Help optimize D solution to phone encoding problem: extremely slow performace.

Sat Jan 20 12:01:28 UTC 2024

On Saturday, 20 January 2024 at 01:27:50 UTC, H. S. Teoh wrote:
> On Sat, Jan 20, 2024 at 01:35:44AM +0100, Daniel Kozak via 
> Digitalmars-d-learn wrote: [...]
>>    > Try addressing the points I wrote above and see if it 
>> makes a
>>    > difference.
>> 
>>    I have tried it (all of it) even before you wrote it here, 
>> because
>>    I have completely the same ideas, but to be fair it has 
>> almost zero
>>    effect on speed.
>>    There is my version (It still use OOP, but I have try it wit
>>    Printer and Counter to be structs and it has no effect at
>>    all) [2]https://paste.ofcode.org/38vKWLS8DHRazpv6MTidRJY
>>    The only difference in speed in the end is caused by hash
>>    implementation of dlang associative arrays and rust HashMap,
>>    actually if you modify rust to not used ahash it has almost 
>> same
>>    speed as D
> [...]
>
> I'm confused by the chained hashing of the digits. Why is that 
> necessary?  I would have thought it'd be faster to hash the 
> entire key instead of computing the hash of each digit and 
> chaining them together.

Hash which key? The problem of the naive hashtable-based 
algorithm is that we don't know the length of the key. So all 
lengths are tried starting from 1 and up to the remaining part of 
the phone number. An additional optimization would be to limit 
this search and terminate it early. For example, stop after we 
exceed the length of the longest word from the dictionary. Or 
stop the search upon encountering certain "leaf" words, but this 
effectively morphs the algorithm into something that partially 
resembles Trie. And further evolving it we may end up with a 
full-fledged Trie.

The only practical value of this algorithm is that it's easy to 
implement and has low LOC count. My initial non-optimized naive 
version was also similar 
https://gist.github.com/ssvb/abe821b3cdba7fcb7f3c3cecde864153 (66 
lines including blank lines and some comments). This is somewhat 
comparable to the Lisp results 
https://flownet.com/ron/papers/lisp-java/raw-results.html or to 
the Peter Norvig's solution http://www.norvig.com/java-lisp.html

The purpose of the initial implementation "prototype" is just to 
have some sort of a starting point. And if the runtime 
performance doesn't matter, then we are already done. But if the 
runtime performance does matter, then a lot of things can be 
rapidly improved by spending a bit of time on it. Eventually one 
runs out of ideas and further optimization efforts yield only 
diminishing returns. That's when it's a good time to clean up the 
code, add comments, etc. and label it as the "final" version.

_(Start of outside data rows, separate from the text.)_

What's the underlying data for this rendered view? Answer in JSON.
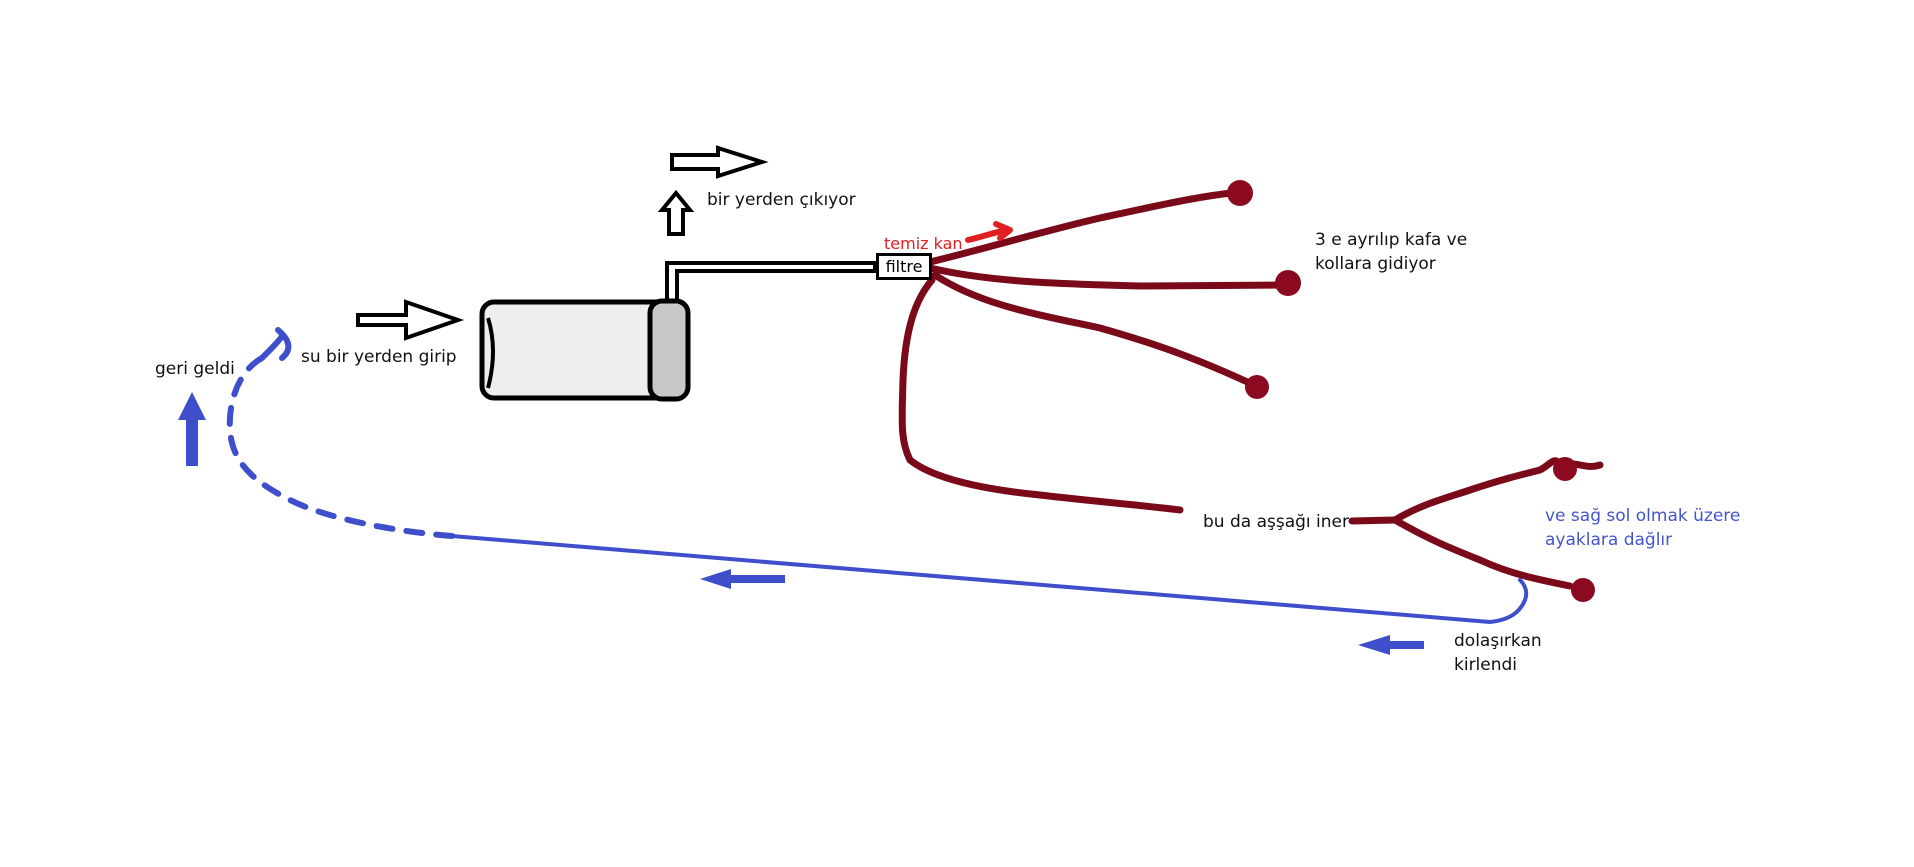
{
  "labels": {
    "water_in": "su bir yerden girip",
    "water_out": "bir yerden çıkıyor",
    "filter": "filtre",
    "clean_blood": "temiz kan",
    "head_arms_line1": "3 e ayrılıp kafa ve",
    "head_arms_line2": "kollara gidiyor",
    "goes_down": "bu da aşşağı iner",
    "legs_line1": "ve sağ sol olmak üzere",
    "legs_line2": "ayaklara dağlır",
    "dirty_line1": "dolaşırkan",
    "dirty_line2": "kirlendi",
    "came_back": "geri geldi"
  },
  "colors": {
    "artery": "#7a0a1a",
    "artery_dot": "#8b0a20",
    "vein": "#3f4fcc",
    "clean_label": "#e02020",
    "outline": "#000000",
    "tank_body": "#eeeeee",
    "tank_cap": "#c8c8c8"
  }
}
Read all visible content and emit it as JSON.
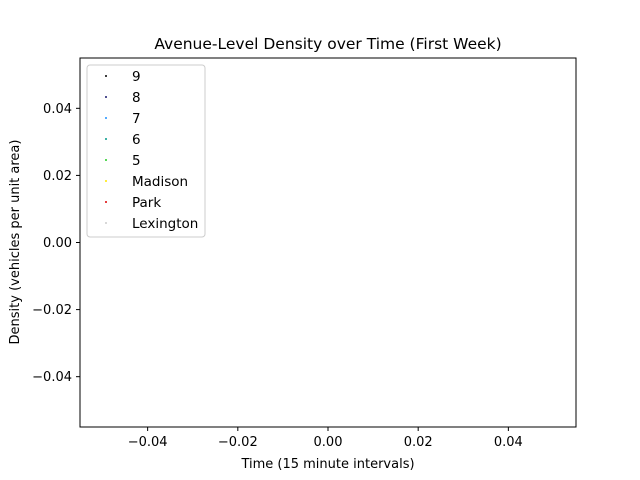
{
  "chart_data": {
    "type": "scatter",
    "title": "Avenue-Level Density over Time (First Week)",
    "xlabel": "Time (15 minute intervals)",
    "ylabel": "Density (vehicles per unit area)",
    "xlim": [
      -0.055,
      0.055
    ],
    "ylim": [
      -0.055,
      0.055
    ],
    "xticks": [
      -0.04,
      -0.02,
      0.0,
      0.02,
      0.04
    ],
    "xtick_labels": [
      "−0.04",
      "−0.02",
      "0.00",
      "0.02",
      "0.04"
    ],
    "yticks": [
      -0.04,
      -0.02,
      0.0,
      0.02,
      0.04
    ],
    "ytick_labels": [
      "−0.04",
      "−0.02",
      "0.00",
      "0.02",
      "0.04"
    ],
    "grid": false,
    "legend_position": "top-left",
    "series": [
      {
        "name": "9",
        "color": "#000000",
        "x": [],
        "y": []
      },
      {
        "name": "8",
        "color": "#1a1a6e",
        "x": [],
        "y": []
      },
      {
        "name": "7",
        "color": "#1e90ff",
        "x": [],
        "y": []
      },
      {
        "name": "6",
        "color": "#009a8a",
        "x": [],
        "y": []
      },
      {
        "name": "5",
        "color": "#22cc22",
        "x": [],
        "y": []
      },
      {
        "name": "Madison",
        "color": "#ffe600",
        "x": [],
        "y": []
      },
      {
        "name": "Park",
        "color": "#dd0000",
        "x": [],
        "y": []
      },
      {
        "name": "Lexington",
        "color": "#cccccc",
        "x": [],
        "y": []
      }
    ]
  }
}
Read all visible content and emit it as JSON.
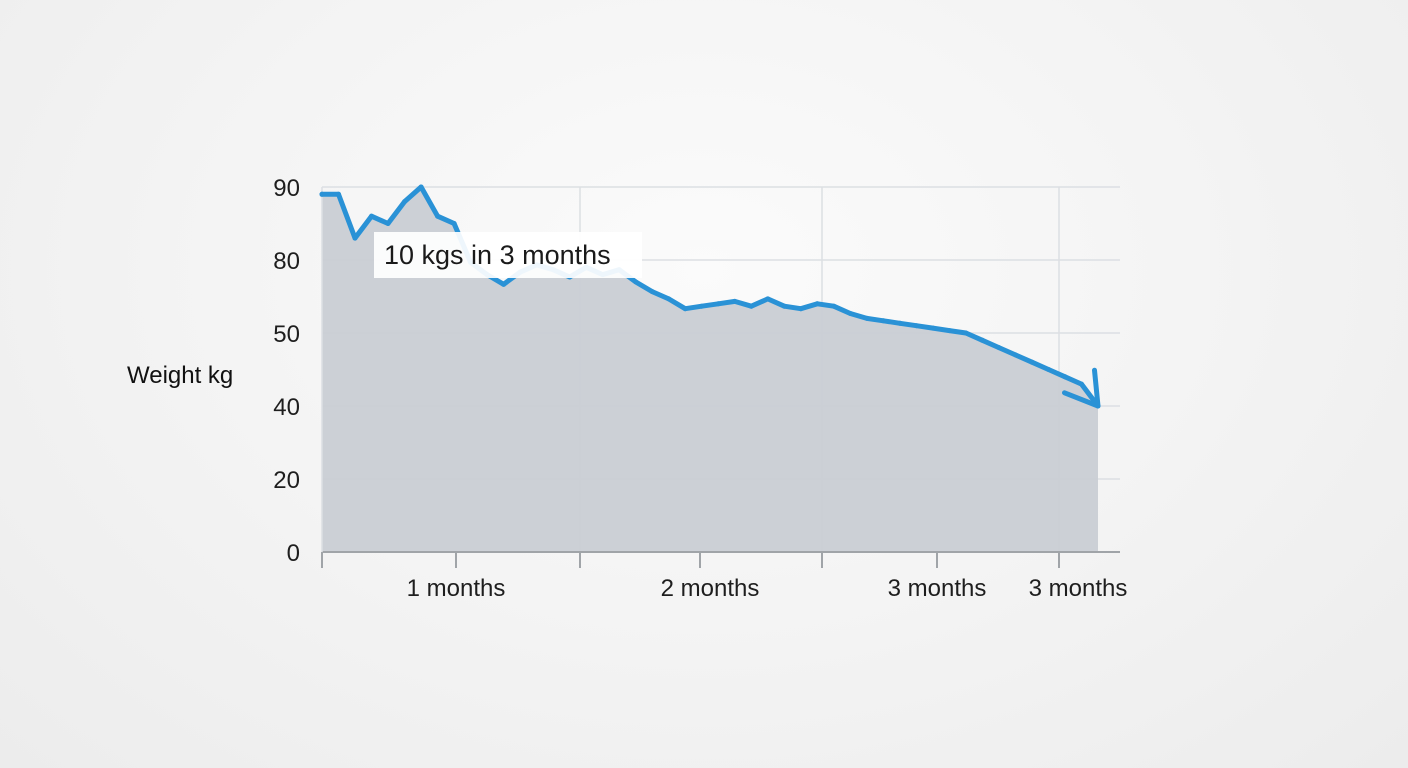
{
  "chart_data": {
    "type": "area",
    "title": "",
    "ylabel": "Weight kg",
    "xlabel": "",
    "y_ticks": [
      0,
      20,
      40,
      50,
      80,
      90
    ],
    "x_tick_labels": [
      "1 months",
      "2 months",
      "3 months",
      "3 months"
    ],
    "annotation": "10 kgs in 3 months",
    "grid": true,
    "series": [
      {
        "values": [
          89,
          89,
          83,
          86,
          85,
          88,
          90,
          86,
          85,
          79,
          74,
          70,
          75,
          78,
          76,
          73,
          77,
          74,
          76,
          71,
          67,
          64,
          60,
          61,
          62,
          63,
          61,
          64,
          61,
          60,
          62,
          61,
          58,
          56,
          55,
          54,
          53,
          52,
          51,
          50,
          49,
          48,
          47,
          46,
          45,
          44,
          43,
          40
        ]
      }
    ],
    "colors": {
      "line": "#2a92d6",
      "fill": "#c9ced4",
      "grid": "#dcdfe3",
      "axis": "#a0a4a8",
      "annotation_bg": "#ffffff"
    }
  }
}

I think that a good study, that intends to compare different 
programming languages against each other, could take all these 
factors into consideration: time to implement the "prototype", 
runtime performance of the prototype, time to implement the 
"final" version, runtime performance of the final version, the 
number of lines of code and its readability/maintainability.